When Your Visual Impairment Isn’t Visible

The Temptation to Pretend We Don’t Have a Disability

In honor of Invisible Disabilities Week, which falls from October 18 through October 24, I decided I would share a few thoughts about the temptation to pretend we don’t have a disability.

What Is An Invisible Disability?

According to the Invisible Disabilities Association, “the term invisible disabilities refers to symptoms such as debilitating pain, fatigue, dizziness, cognitive dysfunctions, brain injuries, learning differences and mental health disorders, as well as hearing and vision impairments. These are not always obvious to the onlooker, but can sometimes or always limit daily activities, range from mild challenges to severe limitations and vary from person to person.”

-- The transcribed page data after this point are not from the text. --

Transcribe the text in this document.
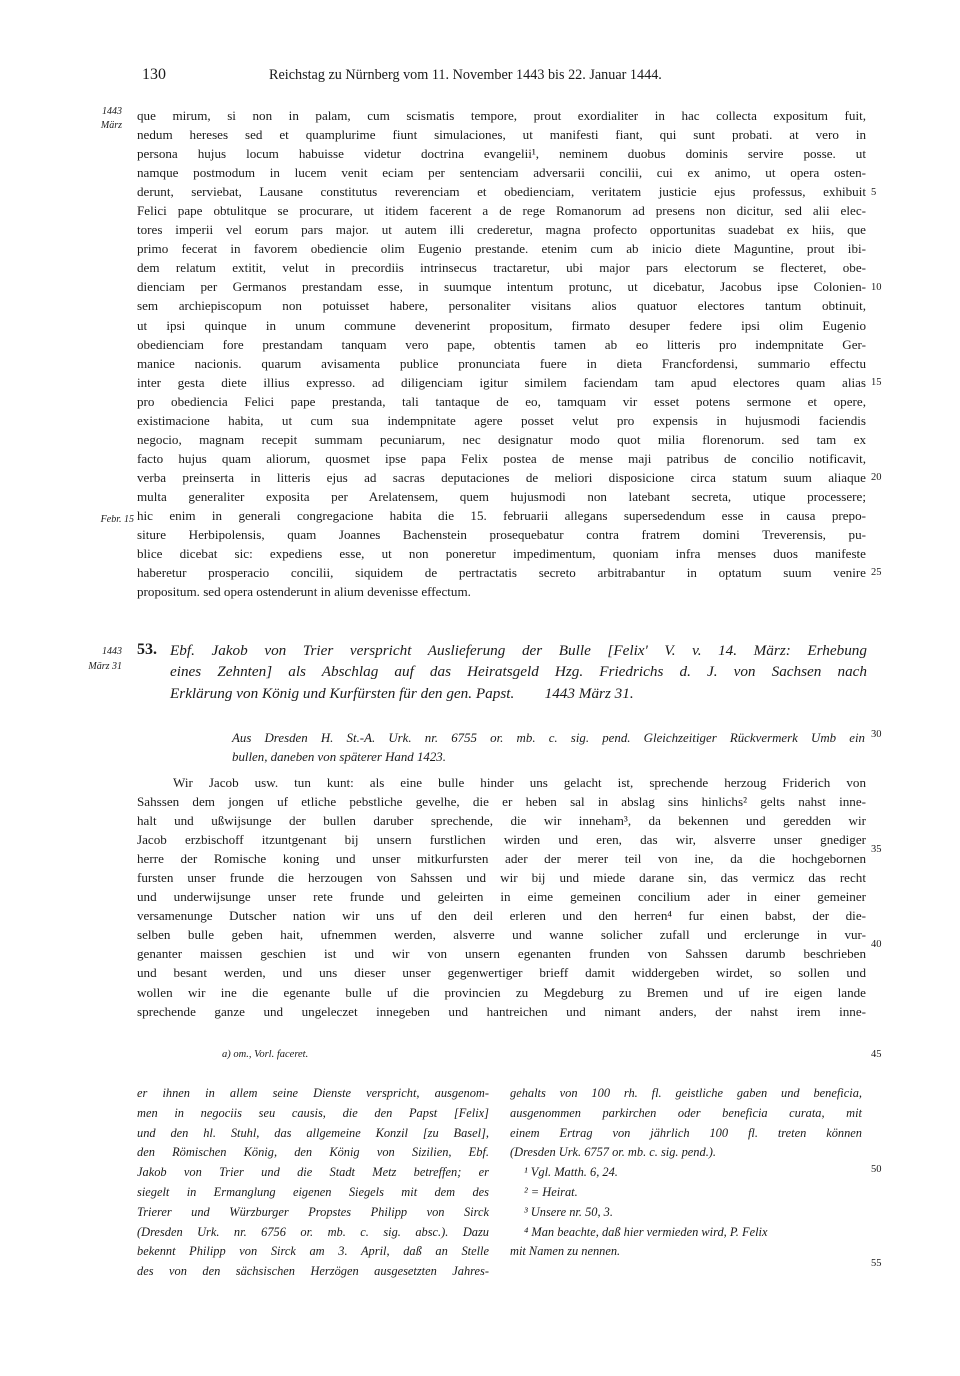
130	Reichstag zu Nürnberg vom 11. November 1443 bis 22. Januar 1444.
1443
März
Febr. 15
1443
März 31
5
10
15
20
25
30
35
40
45
50
55
que mirum, si non in palam, cum scismatis tempore, prout exordialiter in hac collecta expositum fuit,
nedum hereses sed et quamplurime fiunt simulaciones, ut manifesti fiant, qui sunt probati. at vero in
persona hujus locum habuisse videtur doctrina evangelii¹, neminem duobus dominis servire posse. ut
namque postmodum in lucem venit eciam per sentenciam adversarii concilii, cui ex animo, ut opera osten-
derunt, serviebat, Lausane constitutus reverenciam et obedienciam, veritatem justicie ejus professus, exhibuit
Felici pape obtulitque se procurare, ut itidem facerent a de rege Romanorum ad presens non dicitur, sed alii elec-
tores imperii vel eorum pars major. ut autem illi crederetur, magna profecto opportunitas suadebat ex hiis, que
primo fecerat in favorem obediencie olim Eugenio prestande. etenim cum ab inicio diete Maguntine, prout ibi-
dem relatum extitit, velut in precordiis intrinsecus tractaretur, ubi major pars electorum se flecteret, obe-
dienciam per Germanos prestandam esse, in suumque intentum protunc, ut dicebatur, Jacobus ipse Colonien-
sem archiepiscopum non potuisset habere, personaliter visitans alios quatuor electores tantum obtinuit,
ut ipsi quinque in unum commune devenerint propositum, firmato desuper federe ipsi olim Eugenio
obedienciam fore prestandam tanquam vero pape, obtentis tamen ab eo litteris pro indempnitate Ger-
manice nacionis. quarum avisamenta publice pronunciata fuere in dieta Francfordensi, summario effectu
inter gesta diete illius expresso. ad diligenciam igitur similem faciendam tam apud electores quam alias
pro obediencia Felici pape prestanda, tali tantaque de eo, tamquam vir esset potens sermone et opere,
existimacione habita, ut cum sua indempnitate agere posset velut pro expensis in hujusmodi faciendis
negocio, magnam recepit summam pecuniarum, nec designatur modo quot milia florenorum. sed tam ex
facto hujus quam aliorum, quosmet ipse papa Felix postea de mense maji patribus de concilio notificavit,
verba preinserta in litteris ejus ad sacras deputaciones de meliori disposicione circa statum suum aliaque
multa generaliter exposita per Arelatensem, quem hujusmodi non latebant secreta, utique processere;
hic enim in generali congregacione habita die 15. februarii allegans supersedendum esse in causa prepo-
siture Herbipolensis, quam Joannes Bachenstein prosequebatur contra fratrem domini Treverensis, pu-
blice dicebat sic: expediens esse, ut non poneretur impedimentum, quoniam infra menses duos manifeste
haberetur prosperacio concilii, siquidem de pertractatis secreto arbitrabantur in optatum suum venire
propositum. sed opera ostenderunt in alium devenisse effectum.
53. Ebf. Jakob von Trier verspricht Auslieferung der Bulle [Felix' V. v. 14. März: Erhebung
eines Zehnten] als Abschlag auf das Heiratsgeld Hzg. Friedrichs d. J. von Sachsen nach
Erklärung von König und Kurfürsten für den gen. Papst.        1443 März 31.
Aus Dresden H. St.-A. Urk. nr. 6755 or. mb. c. sig. pend. Gleichzeitiger Rückvermerk Umb ein
bullen, daneben von späterer Hand 1423.
Wir Jacob usw. tun kunt: als eine bulle hinder uns gelacht ist, sprechende herzoug Friderich von
Sahssen dem jongen uf etliche pebstliche gevelhe, die er heben sal in abslag sins hinlichs² gelts nahst inne-
halt und ußwijsunge der bullen daruber sprechende, die wir inneham³, da bekennen und geredden wir
Jacob erzbischoff itzuntgenant bij unsern furstlichen wirden und eren, das wir, alsverre unser gnediger
herre der Romische koning und unser mitkurfursten ader der merer teil von ine, da die hochgebornen
fursten unser frunde die herzougen von Sahssen und wir bij und miede darane sin, das vermicz das recht
und underwijsunge unser rete frunde und geleirten in eime gemeinen concilium ader in einer gemeiner
versamenunge Dutscher nation wir uns uf den deil erleren und den herren⁴ fur einen babst, der die-
selben bulle geben hait, ufnemmen werden, alsverre und wanne solicher zufall und erclerunge in vur-
genanter maissen geschien ist und wir von unsern egenanten frunden von Sahssen darumb beschrieben
und besant werden, und uns dieser unser gegenwertiger brieff damit widdergeben wirdet, so sollen und
wollen wir ine die egenante bulle uf die provincien zu Megdeburg zu Bremen und uf ire eigen lande
sprechende ganze und ungeleczet innegeben und hantreichen und nimant anders, der nahst irem inne-
a) om., Vorl. faceret.
er ihnen in allem seine Dienste verspricht, ausgenom-
men in negociis seu causis, die den Papst [Felix]
und den hl. Stuhl, das allgemeine Konzil [zu Basel],
den Römischen König, den König von Sizilien, Ebf.
Jakob von Trier und die Stadt Metz betreffen; er
siegelt in Ermanglung eigenen Siegels mit dem des
Trierer und Würzburger Propstes Philipp von Sirck
(Dresden Urk. nr. 6756 or. mb. c. sig. absc.). Dazu
bekennt Philipp von Sirck am 3. April, daß an Stelle
des von den sächsischen Herzögen ausgesetzten Jahres-
gehalts von 100 rh. fl. geistliche gaben und beneficia,
ausgenommen parkirchen oder beneficia curata, mit
einem Ertrag von jährlich 100 fl. treten können
(Dresden Urk. 6757 or. mb. c. sig. pend.).
¹ Vgl. Matth. 6, 24.
² = Heirat.
³ Unsere nr. 50, 3.
⁴ Man beachte, daß hier vermieden wird, P. Felix
mit Namen zu nennen.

Although I was born with congenital glaucoma, I could see well enough to learn to read at age three. I had some usable travel vision until I was 8 and a half years old.

A 20-degree field from glaucoma

Caption: Image Showing 20 Degree Field From Glaucoma

When you see a bit, you learn to maximize the use of what vision you have. That can be confusing to the public who tend to think that being blind means that you see nothing at all. If your vision is such that you can see to read – or like a friend of mine paint – by viewing the world through a narrow aperture, people can assume you see more than you do. Some people who are visually impaired are tempted to pass as sighted rather than deal with the difficulty of trying to explain what a limited field of vision or travel vision is.

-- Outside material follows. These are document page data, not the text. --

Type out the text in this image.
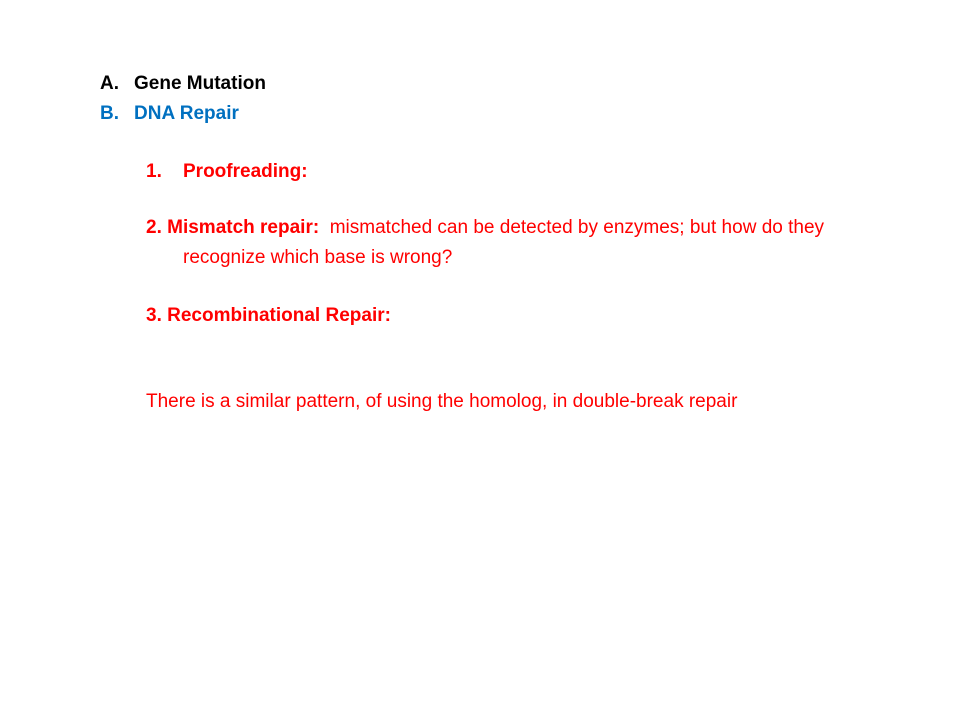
A. Gene Mutation
B. DNA Repair
1. Proofreading:
2. Mismatch repair: mismatched can be detected by enzymes; but how do they
recognize which base is wrong?
3. Recombinational Repair:
There is a similar pattern, of using the homolog, in double-break repair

collage of children using white canes, and the slogan Keep Calm, It's Just a Cane

Hiding One’s Disability Leads to Risk of Injury or Misunderstanding

When I meet young people who refuse to use a white mobility cane or other devices that mark them as visually impaired, I try to make them see that they only risk injury and misunderstanding. It is better to accept visual impairment as just another part of who you are than to have others make assumptions that you are rude because you didn’t notice them wave at you in the hall. It is better to have them know that you don’t see well in certain lighting conditions than to suspect you are under the influence of drugs or alcohol or just clumsy when you trip or run in to things.

Taking Time to Explain is Important

On occasion, I have been accused of faking my blindness because I move gracefully, look at people when I speak to them, and my prosthetic eyes look normal rather than clouded. I have found though, that taking the time to explain is important. I don’t want friends to think I am rude or stuck-up if I don’t acknowledge them across the street. I don’t bring my dog guide everywhere because I am passing my pet off as a service dog just so I can have him with me. Nor am I training him. He is honestly necessary for my safe travel. Learning to accept my blindness as just part of the total package that is me makes me comfortable in my skin and generally content in my life. I feel that learning to handle the complexity of alternative methods of doing things has made me a stronger, more flexible and resilient person. Challenges are just opportunities in disguise.